The oral-gut microbiota axis is an emerging field, with increasing evidence highlighting its role in cardiometabolic health. However, several critical gaps remain in our current understanding. The molecular pathways of oral and gut microbiota interactions are still unclear due to the complexity and diversity of microbial communities and their effects on host metabolism and immune responses.
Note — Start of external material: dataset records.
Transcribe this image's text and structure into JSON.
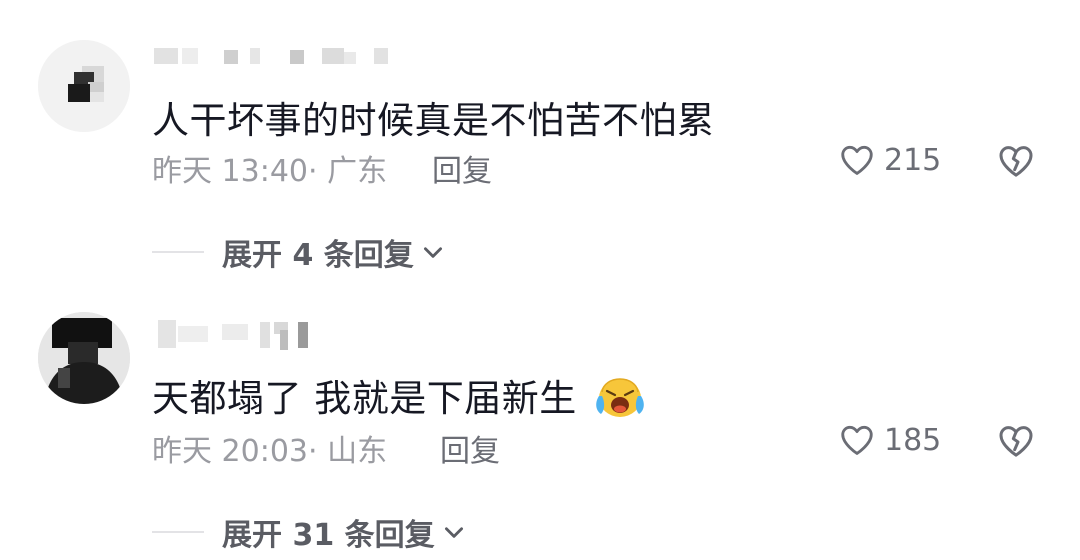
{
  "comments": [
    {
      "text": "人干坏事的时候真是不怕苦不怕累",
      "time": "昨天 13:40",
      "location": "· 广东",
      "reply_label": "回复",
      "likes": "215",
      "expand_label": "展开 4 条回复"
    },
    {
      "text": "天都塌了 我就是下届新生",
      "emoji": "crying-face-emoji",
      "time": "昨天 20:03",
      "location": "· 山东",
      "reply_label": "回复",
      "likes": "185",
      "expand_label": "展开 31 条回复"
    }
  ],
  "icons": {
    "like": "heart-outline-icon",
    "dislike": "broken-heart-icon",
    "expand": "chevron-down-icon"
  },
  "colors": {
    "text": "#161823",
    "meta": "#9a9ba1",
    "secondary": "#6b6d75"
  }
}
Most studies are observational and cross-sectional, providing a static perspective and failing to explore underlying mechanisms. This limits our understanding of how microbial shifts contribute to cardiometabolic diseases. Moreover, current research often isolates oral or gut microbiomes rather than examining their combined effects, missing a holistic view of their impact on health. Many studies rely on animal models or small human cohorts, which may not fully represent the complexity of human microbiota interactions.

Future research should focus on elucidating the molecular mechanisms of the oral-gut microbiota axis, identifying key microbial metabolites and signaling pathways involved. Longitudinal studies tracking changes in oral and gut microbiota, combined with advanced multi-omics techniques, will provide deeper insights into how these interactions influence cardiometabolic diseases. Developing therapeutic strategies based on microbiota modulation, personalized to individual microbiota profiles, could optimize treatment outcomes and minimize side effects.

In conclusion, the oral-gut microbiota axis represents a promising target for improving cardiometabolic health, with further research needed to translate these findings into clinical applications.